Online gaming is ‘opium’ and Mahjong

RASHMEE ROSHAN LALL August 8, 2021

Photo by Albert Hu on Unsplash

The Chinese are right. Online gaming is “opium for the mind”, as a state-owned newspaper recently fulminated.

Or, truth be told, online gaming is like Mahjong, a game that became so much of a craze—or a distraction from work—that it had to be banned after the founding of the People’s Republic in 1949.

My mother used to have Mahjong parties. I think, she rather liked the tiles and the many different variants on the scoring system, from which she picked the simplest. But even as she laid out the tables ahead of her guests’ arrival, she would tell us about the mania that Mahjong (or any game) can induce. “The Chinese weren’t working, they were playing all day,” she said gravely, “there was nothing to do but for the game to be banned”.

It was typical of my mother to deliver a life-lesson while engaged in the set-up for a fun party. The lesson stuck. I have always been suspicious of the charms of video games, online gaming, the lottery and suchlike.

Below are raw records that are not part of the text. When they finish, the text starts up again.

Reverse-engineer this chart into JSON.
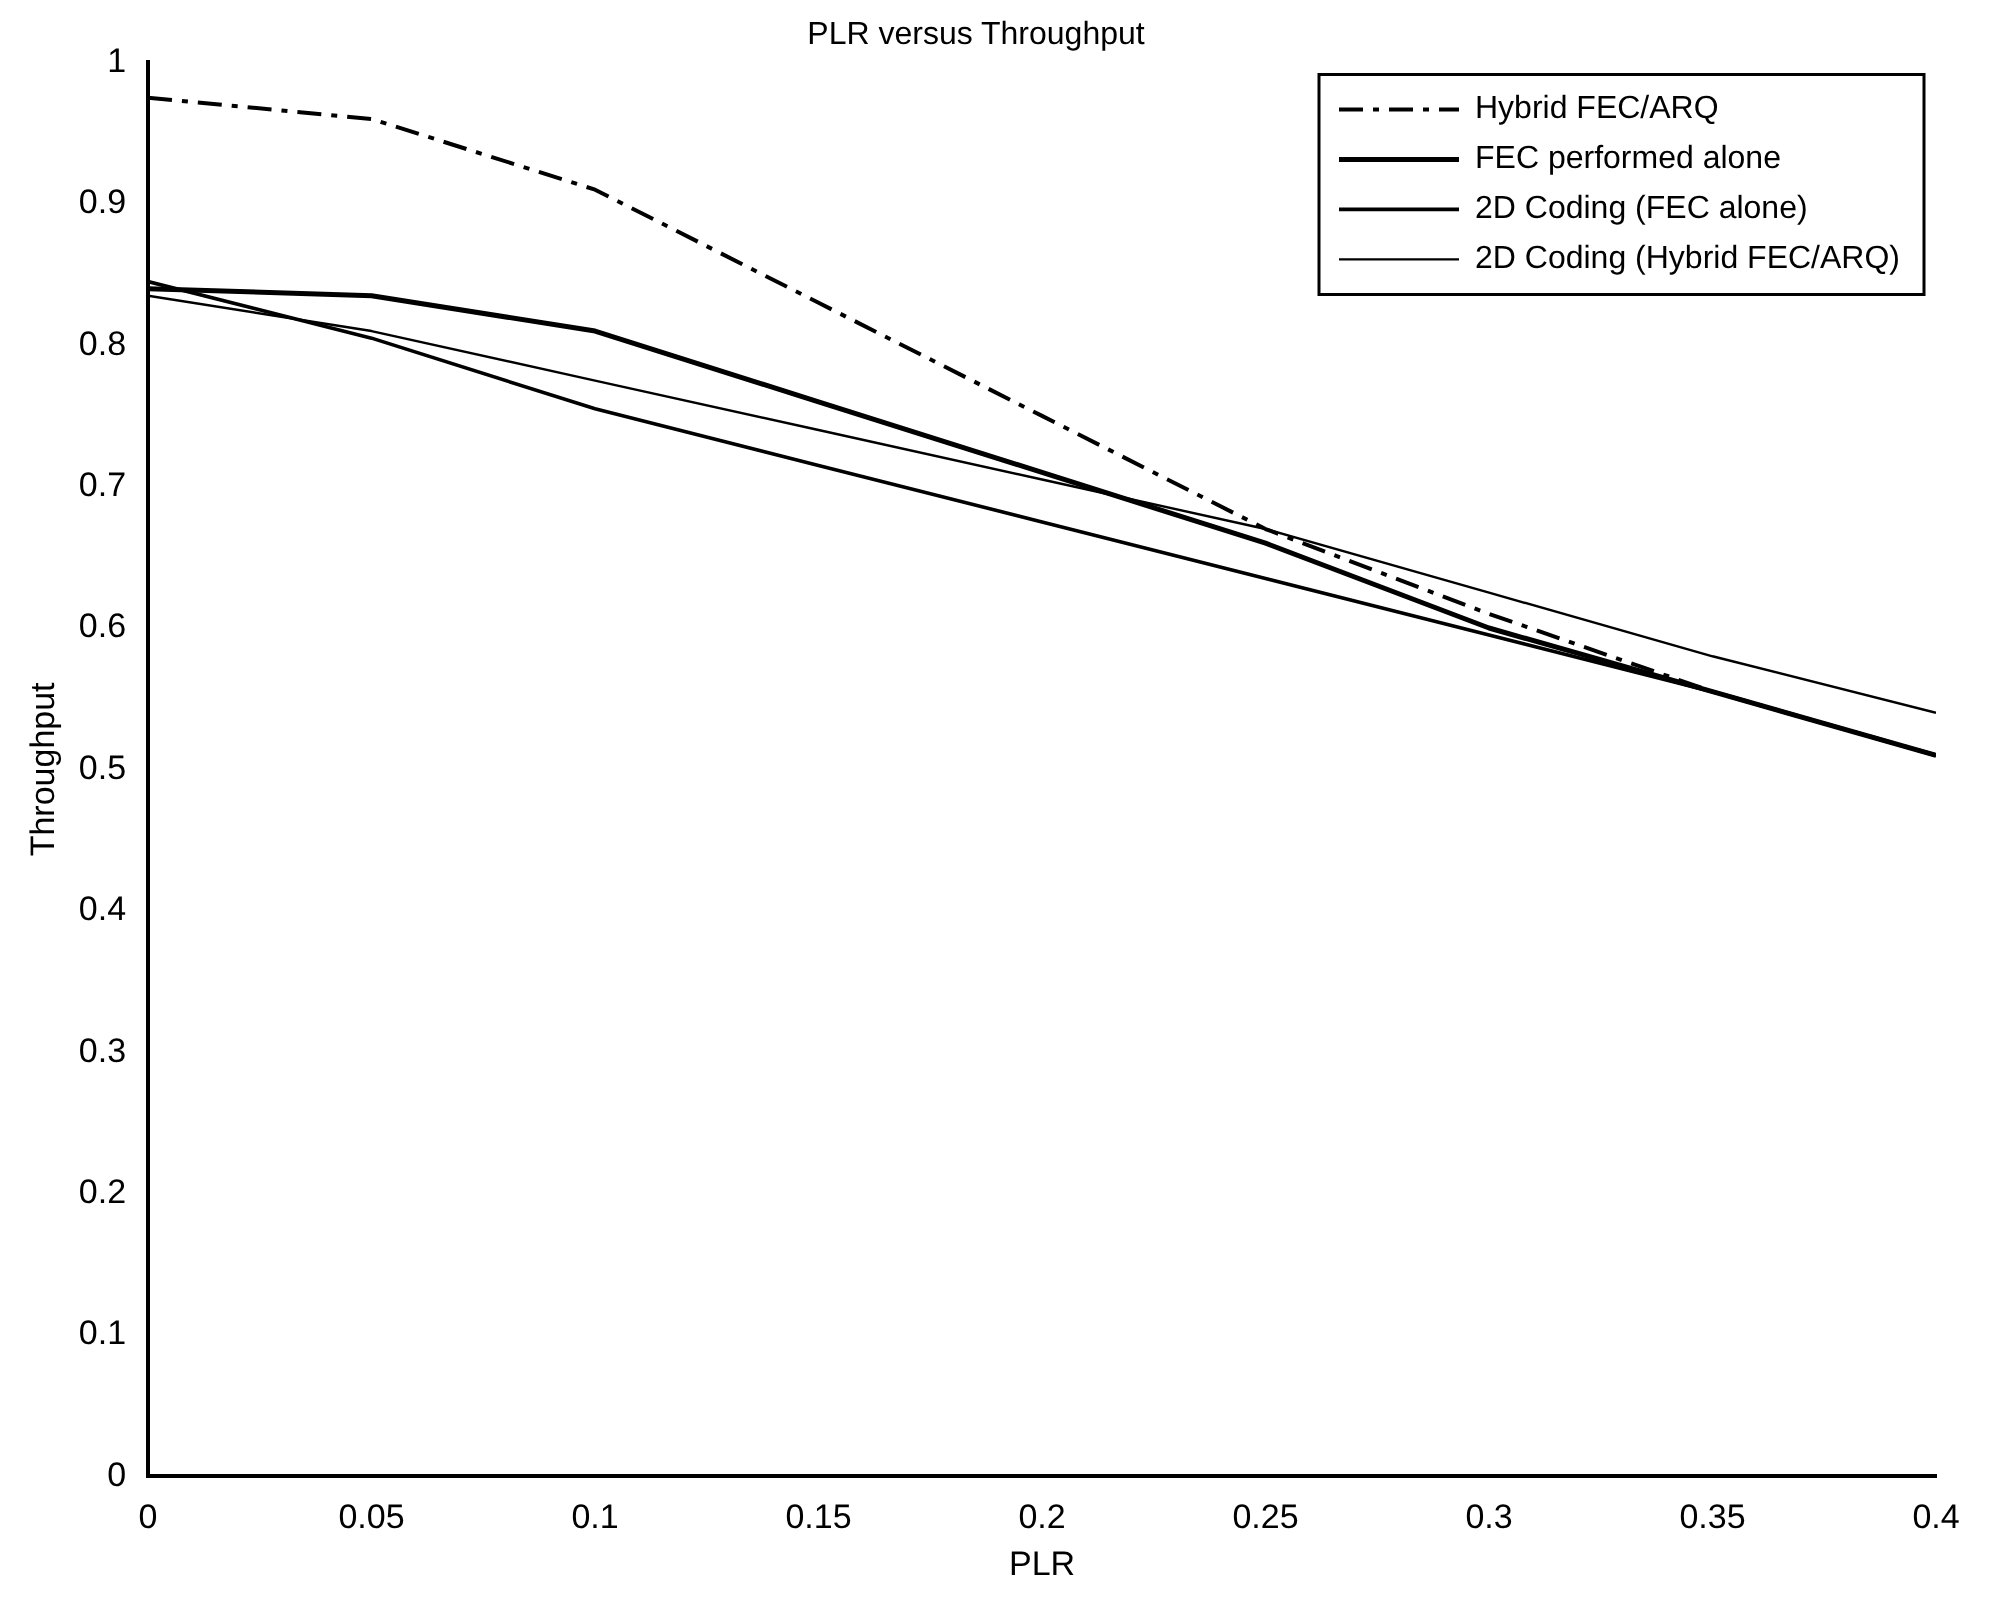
{
  "chart_data": {
    "type": "line",
    "title": "PLR versus Throughput",
    "xlabel": "PLR",
    "ylabel": "Throughput",
    "x": [
      0,
      0.05,
      0.1,
      0.15,
      0.2,
      0.25,
      0.3,
      0.35,
      0.4
    ],
    "series": [
      {
        "name": "Hybrid FEC/ARQ",
        "color": "#000000",
        "line_style": "dashed",
        "values": [
          0.975,
          0.96,
          0.91,
          0.83,
          0.75,
          0.67,
          0.61,
          0.555,
          0.51
        ]
      },
      {
        "name": "FEC performed alone",
        "color": "#000000",
        "line_style": "solid",
        "values": [
          0.84,
          0.835,
          0.81,
          0.76,
          0.71,
          0.66,
          0.6,
          0.555,
          0.51
        ]
      },
      {
        "name": "2D Coding (FEC alone)",
        "color": "#000000",
        "line_style": "solid",
        "values": [
          0.845,
          0.805,
          0.755,
          0.715,
          0.675,
          0.635,
          0.595,
          0.555,
          0.51
        ]
      },
      {
        "name": "2D Coding (Hybrid FEC/ARQ)",
        "color": "#000000",
        "line_style": "solid",
        "values": [
          0.835,
          0.81,
          0.775,
          0.74,
          0.705,
          0.67,
          0.625,
          0.58,
          0.54
        ]
      }
    ],
    "xlim": [
      0,
      0.4
    ],
    "xticks": [
      0,
      0.05,
      0.1,
      0.15,
      0.2,
      0.25,
      0.3,
      0.35,
      0.4
    ],
    "ylim": [
      0,
      1
    ],
    "yticks": [
      0,
      0.1,
      0.2,
      0.3,
      0.4,
      0.5,
      0.6,
      0.7,
      0.8,
      0.9,
      1
    ],
    "grid": false,
    "legend": "top right",
    "marker": "none"
  }
}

In fact, I rather agree with the Chinese state-owned ‘Economic Information Daily’ that excessive gaming could have ill effects on children and that it is tantamount to “opium for the mind” or “electronic drugs”.  I think the newspaper is right too to note that with gaming addiction on the rise, children’s studies are being affected and there is increasing social alienation.

From “electronic drugs” though, to the real thing. What will the consequences be, do you think, of the attempts to make cannabis legal and available in many parts of the world, for any and every purpose, and at all times of day and night?

It can’t be healthy to have a population that is high and uncaring and willing to look past the need for social vigilance, interaction, responsibility and only moderate doses of well-judged pleasure.